Currently, progressively larger deep neural networks are trained on ever growing data corpora. As this trend is only going to increase in the future, distributed training schemes are becoming increasingly relevant. A major issue in distributed training is the limited communication bandwidth between contributing nodes or prohibitive communication cost in general. These challenges become even more pressing, as the number of computation nodes increases. To counteract this development we propose sparse binary compression (SBC), a compression framework that allows for a drastic reduction of communication cost for distributed training. SBC combines existing techniques of communication delay and gradient sparsification with a novel binarization method and optimal weight update encoding to push compression gains to new limits.
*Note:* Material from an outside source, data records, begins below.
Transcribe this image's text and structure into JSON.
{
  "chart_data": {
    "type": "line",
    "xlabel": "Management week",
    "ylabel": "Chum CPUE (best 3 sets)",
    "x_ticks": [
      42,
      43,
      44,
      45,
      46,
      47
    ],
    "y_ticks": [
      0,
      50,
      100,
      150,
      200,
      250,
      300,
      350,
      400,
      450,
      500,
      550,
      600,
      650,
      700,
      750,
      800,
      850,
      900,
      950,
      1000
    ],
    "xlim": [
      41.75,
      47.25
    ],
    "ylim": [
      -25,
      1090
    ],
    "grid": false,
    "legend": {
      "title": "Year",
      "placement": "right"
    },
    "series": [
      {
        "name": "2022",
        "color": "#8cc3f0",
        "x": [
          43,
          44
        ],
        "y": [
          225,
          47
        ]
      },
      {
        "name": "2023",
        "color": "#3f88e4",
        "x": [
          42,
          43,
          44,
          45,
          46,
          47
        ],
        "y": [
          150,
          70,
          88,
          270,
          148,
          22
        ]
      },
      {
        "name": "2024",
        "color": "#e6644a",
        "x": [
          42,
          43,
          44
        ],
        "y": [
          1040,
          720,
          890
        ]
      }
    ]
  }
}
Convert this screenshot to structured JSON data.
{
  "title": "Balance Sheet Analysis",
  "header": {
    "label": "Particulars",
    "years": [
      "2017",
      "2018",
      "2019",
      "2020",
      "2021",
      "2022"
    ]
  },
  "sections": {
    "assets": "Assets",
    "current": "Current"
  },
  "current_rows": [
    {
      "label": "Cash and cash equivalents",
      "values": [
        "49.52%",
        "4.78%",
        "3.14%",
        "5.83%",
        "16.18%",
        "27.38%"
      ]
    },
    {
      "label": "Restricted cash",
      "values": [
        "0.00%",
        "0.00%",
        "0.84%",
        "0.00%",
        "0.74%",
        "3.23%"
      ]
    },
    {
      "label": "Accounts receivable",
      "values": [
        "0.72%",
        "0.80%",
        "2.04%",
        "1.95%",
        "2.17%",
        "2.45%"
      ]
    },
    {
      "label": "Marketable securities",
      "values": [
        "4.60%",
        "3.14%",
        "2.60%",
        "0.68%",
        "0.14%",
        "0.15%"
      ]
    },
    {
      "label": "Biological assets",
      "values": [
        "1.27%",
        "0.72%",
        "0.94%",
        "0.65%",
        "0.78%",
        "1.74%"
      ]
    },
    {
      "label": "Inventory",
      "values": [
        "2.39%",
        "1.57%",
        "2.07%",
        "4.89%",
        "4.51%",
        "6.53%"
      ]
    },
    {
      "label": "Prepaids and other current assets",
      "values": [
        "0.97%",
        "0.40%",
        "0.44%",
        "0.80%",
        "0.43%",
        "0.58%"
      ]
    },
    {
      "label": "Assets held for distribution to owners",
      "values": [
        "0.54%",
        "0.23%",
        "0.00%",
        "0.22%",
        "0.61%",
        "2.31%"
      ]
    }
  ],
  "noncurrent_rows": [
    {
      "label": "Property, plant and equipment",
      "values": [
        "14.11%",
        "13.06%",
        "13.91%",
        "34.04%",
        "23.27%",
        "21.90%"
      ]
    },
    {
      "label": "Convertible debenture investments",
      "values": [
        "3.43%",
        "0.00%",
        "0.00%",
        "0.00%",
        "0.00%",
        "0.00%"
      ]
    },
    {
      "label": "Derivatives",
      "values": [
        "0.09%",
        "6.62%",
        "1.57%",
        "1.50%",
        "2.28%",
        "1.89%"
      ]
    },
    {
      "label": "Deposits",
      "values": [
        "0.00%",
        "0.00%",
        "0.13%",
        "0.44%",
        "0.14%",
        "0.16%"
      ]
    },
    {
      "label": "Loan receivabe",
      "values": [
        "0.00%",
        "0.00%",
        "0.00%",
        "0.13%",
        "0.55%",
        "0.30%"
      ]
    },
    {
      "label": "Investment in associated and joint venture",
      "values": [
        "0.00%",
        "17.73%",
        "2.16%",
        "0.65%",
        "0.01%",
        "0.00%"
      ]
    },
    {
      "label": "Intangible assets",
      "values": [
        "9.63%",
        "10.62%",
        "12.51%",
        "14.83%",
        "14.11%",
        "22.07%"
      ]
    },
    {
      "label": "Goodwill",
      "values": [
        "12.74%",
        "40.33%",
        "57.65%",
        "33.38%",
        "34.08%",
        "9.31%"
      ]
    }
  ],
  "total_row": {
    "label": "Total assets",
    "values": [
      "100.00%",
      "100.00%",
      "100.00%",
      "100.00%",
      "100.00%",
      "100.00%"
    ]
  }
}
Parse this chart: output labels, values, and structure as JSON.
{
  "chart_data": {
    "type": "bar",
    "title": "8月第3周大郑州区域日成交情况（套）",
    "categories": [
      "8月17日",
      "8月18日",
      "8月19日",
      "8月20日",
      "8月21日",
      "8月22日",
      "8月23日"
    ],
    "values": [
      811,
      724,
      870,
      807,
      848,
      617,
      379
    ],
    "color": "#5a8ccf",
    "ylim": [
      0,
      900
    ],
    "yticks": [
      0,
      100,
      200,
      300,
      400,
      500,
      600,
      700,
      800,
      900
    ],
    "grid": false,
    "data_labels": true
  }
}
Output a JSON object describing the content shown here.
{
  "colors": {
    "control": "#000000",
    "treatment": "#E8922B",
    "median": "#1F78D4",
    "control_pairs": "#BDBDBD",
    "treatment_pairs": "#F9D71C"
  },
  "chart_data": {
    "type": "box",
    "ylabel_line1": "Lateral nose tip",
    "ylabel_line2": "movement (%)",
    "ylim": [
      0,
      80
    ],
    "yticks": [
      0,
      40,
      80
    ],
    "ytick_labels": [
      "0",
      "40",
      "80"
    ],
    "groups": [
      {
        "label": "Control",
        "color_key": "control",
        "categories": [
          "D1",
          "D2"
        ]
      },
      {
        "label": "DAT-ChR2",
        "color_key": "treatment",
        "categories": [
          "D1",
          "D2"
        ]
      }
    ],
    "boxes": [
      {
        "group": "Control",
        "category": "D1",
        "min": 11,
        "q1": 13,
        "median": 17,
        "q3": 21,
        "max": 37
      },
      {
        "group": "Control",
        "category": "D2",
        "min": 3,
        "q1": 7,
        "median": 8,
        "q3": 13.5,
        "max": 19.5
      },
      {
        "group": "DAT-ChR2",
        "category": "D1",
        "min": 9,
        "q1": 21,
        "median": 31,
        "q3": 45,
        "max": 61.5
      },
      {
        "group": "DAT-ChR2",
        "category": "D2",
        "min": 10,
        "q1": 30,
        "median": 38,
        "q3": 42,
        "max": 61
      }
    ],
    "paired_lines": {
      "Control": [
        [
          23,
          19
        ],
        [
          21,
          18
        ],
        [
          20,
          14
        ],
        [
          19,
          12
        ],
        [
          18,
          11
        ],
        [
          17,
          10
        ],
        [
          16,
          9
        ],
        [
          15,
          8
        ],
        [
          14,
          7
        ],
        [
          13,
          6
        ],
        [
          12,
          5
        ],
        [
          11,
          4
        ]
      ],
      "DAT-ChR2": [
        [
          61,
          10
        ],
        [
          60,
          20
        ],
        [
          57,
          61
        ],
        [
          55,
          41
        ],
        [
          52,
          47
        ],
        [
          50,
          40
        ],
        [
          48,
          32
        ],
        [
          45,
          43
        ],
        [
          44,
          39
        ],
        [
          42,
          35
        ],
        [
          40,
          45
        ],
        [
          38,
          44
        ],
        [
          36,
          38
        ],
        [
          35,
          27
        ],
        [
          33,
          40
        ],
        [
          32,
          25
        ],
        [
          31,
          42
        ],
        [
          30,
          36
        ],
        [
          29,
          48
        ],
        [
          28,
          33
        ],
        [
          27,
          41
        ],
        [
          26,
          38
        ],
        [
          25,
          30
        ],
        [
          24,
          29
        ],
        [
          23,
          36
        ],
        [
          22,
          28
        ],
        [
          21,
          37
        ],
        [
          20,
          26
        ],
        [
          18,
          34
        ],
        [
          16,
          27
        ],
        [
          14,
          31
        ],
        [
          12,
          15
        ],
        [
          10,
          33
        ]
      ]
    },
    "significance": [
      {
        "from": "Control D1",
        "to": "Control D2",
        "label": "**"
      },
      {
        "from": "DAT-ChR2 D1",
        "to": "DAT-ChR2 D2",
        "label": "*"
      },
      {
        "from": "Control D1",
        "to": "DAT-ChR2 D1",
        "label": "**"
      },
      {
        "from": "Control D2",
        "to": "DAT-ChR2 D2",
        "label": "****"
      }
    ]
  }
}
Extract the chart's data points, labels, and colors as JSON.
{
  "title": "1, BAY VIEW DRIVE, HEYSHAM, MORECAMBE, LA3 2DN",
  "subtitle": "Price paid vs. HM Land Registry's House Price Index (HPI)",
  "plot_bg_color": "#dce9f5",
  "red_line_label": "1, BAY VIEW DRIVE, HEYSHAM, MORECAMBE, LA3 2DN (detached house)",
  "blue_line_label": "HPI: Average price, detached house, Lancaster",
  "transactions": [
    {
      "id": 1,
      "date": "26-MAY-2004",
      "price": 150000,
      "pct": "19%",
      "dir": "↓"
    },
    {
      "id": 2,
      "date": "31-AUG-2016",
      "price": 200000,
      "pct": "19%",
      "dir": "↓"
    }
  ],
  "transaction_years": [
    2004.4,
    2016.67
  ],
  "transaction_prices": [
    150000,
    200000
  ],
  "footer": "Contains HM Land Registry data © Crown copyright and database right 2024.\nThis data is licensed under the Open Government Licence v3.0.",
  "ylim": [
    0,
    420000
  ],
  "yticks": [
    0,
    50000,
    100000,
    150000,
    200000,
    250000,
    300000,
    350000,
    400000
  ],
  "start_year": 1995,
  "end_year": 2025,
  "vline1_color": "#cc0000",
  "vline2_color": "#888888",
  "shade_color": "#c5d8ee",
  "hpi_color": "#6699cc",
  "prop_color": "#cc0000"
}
By doing so, our method also allows us to smoothly trade-off gradient sparsity and temporal sparsity to adapt to the requirements of the learning task. Our experiments show, that SBC can reduce the upstream communication on a variety of convolutional and recurrent neural network architectures by more than four orders of magnitude without significantly harming the convergence speed in terms of forward-backward passes. For instance, we can train ResNet50 on ImageNet in the same number of iterations to the baseline accuracy, using $\times 3531$ less bits or train it to a $1\%$ lower accuracy using $\times 37208$ less bits. In the latter case, the total upstream communication required is cut from 125 terabytes to 3.35 gigabytes for every participating client.